Zaostrza się kampania przedprawyborcza w Platformie Obywatelskiej. Choć regulamin prawyborów w partii przewiduje odpowiedzialność dyscyplinarną za atakowanie kandydata, to sami ubiegający się o nominację (albo za pośrednictwem swoich stronników) w mniej lub bardziej subtelny sposób podszczypują konkurenta. Radosław Sikorski zdążył już np. ogłosić, iż "prezydent nie powinien się porozumiewać na migi, jak Lech Kaczyński z Nicolasem Sarkozym w Brukseli". Choć mógłby to być przytyk do obecnej głowy państwa, to dobrze zorientowani wiedzą, iż właśnie o Bronisławie Komorowskim na pewno nie można powiedzieć, że jest poliglotą. Komorowski natomiast przedstawiał się jako "chłopak z Woli, a nie paniczyk z morskiej piany". Kim jest ów paniczyk z morskiej piany, można się tylko domyślać...

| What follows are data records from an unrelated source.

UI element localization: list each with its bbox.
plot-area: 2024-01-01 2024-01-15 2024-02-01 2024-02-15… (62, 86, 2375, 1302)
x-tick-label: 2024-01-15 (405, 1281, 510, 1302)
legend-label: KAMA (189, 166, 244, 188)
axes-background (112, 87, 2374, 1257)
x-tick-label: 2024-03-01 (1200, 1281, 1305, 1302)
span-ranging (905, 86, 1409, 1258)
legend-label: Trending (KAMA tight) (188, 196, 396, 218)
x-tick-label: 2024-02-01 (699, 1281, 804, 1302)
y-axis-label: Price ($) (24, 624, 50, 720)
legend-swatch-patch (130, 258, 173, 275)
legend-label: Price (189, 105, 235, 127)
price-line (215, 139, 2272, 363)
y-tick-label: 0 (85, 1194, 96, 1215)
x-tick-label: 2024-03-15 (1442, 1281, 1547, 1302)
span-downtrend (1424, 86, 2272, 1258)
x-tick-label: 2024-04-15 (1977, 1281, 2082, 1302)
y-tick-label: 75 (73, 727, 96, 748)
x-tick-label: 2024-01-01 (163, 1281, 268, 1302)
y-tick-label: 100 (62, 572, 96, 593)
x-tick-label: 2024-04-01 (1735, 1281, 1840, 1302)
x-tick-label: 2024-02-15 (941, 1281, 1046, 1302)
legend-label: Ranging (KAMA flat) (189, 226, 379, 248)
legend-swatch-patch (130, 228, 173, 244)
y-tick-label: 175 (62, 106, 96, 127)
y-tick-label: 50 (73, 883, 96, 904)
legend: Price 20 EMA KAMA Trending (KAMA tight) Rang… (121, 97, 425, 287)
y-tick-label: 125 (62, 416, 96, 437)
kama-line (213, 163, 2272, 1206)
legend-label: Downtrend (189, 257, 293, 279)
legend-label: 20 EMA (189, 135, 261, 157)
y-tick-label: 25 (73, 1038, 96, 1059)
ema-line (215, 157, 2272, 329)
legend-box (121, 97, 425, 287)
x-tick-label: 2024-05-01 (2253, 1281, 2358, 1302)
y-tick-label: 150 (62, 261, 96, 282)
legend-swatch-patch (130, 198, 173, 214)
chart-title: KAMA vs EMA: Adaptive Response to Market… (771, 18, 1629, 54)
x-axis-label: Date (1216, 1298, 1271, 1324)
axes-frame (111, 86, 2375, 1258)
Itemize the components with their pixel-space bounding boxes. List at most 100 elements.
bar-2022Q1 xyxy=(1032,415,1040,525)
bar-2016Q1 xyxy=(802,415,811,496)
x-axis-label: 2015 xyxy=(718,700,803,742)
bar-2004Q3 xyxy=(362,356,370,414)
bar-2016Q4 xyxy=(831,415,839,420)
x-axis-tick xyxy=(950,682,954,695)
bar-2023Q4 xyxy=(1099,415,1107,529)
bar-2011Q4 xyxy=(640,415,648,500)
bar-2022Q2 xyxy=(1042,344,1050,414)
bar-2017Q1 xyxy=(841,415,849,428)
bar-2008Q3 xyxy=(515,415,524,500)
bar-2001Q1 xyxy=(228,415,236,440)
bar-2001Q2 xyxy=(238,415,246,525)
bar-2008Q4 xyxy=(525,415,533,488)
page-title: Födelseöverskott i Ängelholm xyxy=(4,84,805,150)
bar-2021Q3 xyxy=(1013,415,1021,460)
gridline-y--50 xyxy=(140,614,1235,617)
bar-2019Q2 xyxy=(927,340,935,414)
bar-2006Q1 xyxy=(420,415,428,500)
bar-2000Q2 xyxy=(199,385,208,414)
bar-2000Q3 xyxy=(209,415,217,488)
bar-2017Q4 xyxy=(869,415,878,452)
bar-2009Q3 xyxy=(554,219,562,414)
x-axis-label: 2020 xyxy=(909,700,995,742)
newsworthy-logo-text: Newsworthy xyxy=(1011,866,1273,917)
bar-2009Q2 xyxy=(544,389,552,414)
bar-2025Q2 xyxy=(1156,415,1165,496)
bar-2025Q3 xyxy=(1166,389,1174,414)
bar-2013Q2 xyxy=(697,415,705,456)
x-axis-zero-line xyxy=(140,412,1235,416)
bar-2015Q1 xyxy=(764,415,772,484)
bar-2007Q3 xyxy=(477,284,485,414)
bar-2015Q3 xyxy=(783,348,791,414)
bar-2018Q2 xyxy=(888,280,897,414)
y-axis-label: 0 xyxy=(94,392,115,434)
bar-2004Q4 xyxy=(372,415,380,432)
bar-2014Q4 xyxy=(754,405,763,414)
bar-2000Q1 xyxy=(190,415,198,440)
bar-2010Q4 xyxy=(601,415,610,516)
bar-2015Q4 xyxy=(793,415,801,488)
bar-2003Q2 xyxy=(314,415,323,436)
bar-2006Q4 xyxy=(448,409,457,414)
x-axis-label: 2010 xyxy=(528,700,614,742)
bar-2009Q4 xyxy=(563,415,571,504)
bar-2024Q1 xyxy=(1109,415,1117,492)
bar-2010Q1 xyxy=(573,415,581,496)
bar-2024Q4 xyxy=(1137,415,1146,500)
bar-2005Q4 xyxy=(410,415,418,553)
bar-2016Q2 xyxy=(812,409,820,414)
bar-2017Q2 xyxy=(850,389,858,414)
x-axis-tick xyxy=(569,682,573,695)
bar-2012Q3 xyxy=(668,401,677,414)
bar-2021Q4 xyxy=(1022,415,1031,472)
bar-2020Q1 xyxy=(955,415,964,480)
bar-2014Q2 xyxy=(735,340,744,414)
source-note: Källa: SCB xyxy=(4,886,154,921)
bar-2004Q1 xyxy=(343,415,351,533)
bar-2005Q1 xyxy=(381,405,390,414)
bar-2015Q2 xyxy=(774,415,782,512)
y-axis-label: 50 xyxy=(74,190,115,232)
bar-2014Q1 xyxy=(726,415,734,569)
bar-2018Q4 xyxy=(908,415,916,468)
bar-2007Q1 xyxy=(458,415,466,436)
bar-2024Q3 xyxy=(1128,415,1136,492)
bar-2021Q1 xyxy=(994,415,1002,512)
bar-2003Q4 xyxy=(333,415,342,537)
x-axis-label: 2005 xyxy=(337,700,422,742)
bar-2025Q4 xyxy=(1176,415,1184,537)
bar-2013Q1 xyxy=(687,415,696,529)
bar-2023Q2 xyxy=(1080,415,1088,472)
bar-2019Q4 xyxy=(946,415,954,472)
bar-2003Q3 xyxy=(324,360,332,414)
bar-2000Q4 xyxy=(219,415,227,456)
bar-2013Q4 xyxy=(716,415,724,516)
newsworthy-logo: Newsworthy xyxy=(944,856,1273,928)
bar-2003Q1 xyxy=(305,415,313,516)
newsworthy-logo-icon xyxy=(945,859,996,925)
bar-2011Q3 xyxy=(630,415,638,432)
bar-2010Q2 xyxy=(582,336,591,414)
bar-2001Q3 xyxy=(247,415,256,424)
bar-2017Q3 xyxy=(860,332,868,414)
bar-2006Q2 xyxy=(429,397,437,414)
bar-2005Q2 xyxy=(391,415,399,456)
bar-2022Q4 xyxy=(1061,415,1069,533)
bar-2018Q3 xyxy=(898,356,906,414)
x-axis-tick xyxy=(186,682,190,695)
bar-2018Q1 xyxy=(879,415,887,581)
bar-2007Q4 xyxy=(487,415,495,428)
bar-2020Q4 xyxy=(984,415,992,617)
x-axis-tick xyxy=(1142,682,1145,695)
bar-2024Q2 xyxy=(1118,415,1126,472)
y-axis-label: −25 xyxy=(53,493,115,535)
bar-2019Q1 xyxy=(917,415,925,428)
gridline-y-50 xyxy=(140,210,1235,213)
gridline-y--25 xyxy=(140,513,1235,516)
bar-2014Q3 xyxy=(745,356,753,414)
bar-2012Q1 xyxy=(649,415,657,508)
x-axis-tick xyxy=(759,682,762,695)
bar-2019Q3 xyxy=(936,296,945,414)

Obecny marszałek Sejmu prezentuje się jako stateczny i koncyliacyjny kandydat na kandydata Platformy. Z powodzeniem kreuje taki wizerunek, bo w zanadrzu ma Janusza Palikota, który za Komorowskiego może wykonać "mokrą robotę". I to właśnie wiceszef klubu Platformy Obywatelskiej uderzył wczoraj z grubej rury. "(...) iluzoryczne jest założenie, że mamy do wyboru dwu kandydatów Platformy. Kandydat PO jest tylko jeden. To jest Bronisław Komorowski" - oświadczył wczoraj Janusz Palikot w swoim blogu. Kim jest w takim razie Radosław Sikorski? Aktualny minister spraw zagranicznych to - jak dowiadujemy się od wiceszefa klubu PO - kandydat PiS: "Otóż, choć obaj są formalnie kandydatami Platformy, to w sensie merytorycznym i politycznym jest to wybór pomiędzy kandydatem PO (Bronisław Komorowski) i kandydatem PO-PiS-u (Radek Sikorski), a może nawet PiS-u. Chcę być dobrze zrozumiany; w najmniejszym stopniu nie zarzucam Radkowi Sikorskiemu nielojalności! Jest, od czasu przejścia z PiS-u do PO w 2007 roku, lojalnym członkiem partii i rządu. Jednak był dwa lata w rządzie PiS-LPR i Samoobrony i tam się bardzo dobrze czuł!" - uważa Janusz Palikot. Według wiceprzewodniczącego klubu Platformy, Sikorski jest właśnie ze świata PiS, LPR i Samoobrony. Swojemu partyjnemu koledze wypomina osoby, które go poparły (co ma potwierdzać tezę o tym, iż Sikorski "nie jest prawdziwym kandydatem PO"): Romana Giertycha, Jarosława Gowina, Kazimierza Marcinkiewicza i Sławomira Nitrasa - w przeszłości bliskiego współpracownika Jana Rokity. Wczoraj wśród członków PO rozpoczęto dystrybucję partyjnej gazety "POgłos". Wraz z nią działacze ugrupowania otrzymają kartę do głosowania w prawyborach. To, czy kandydatem PO do fotela prezydenckiego zostanie Bronisław Komorowski, czy Radosław Sikorski, usłyszeć mamy 27 marca, kiedy zostaną ogłoszone wyniki prawyborów.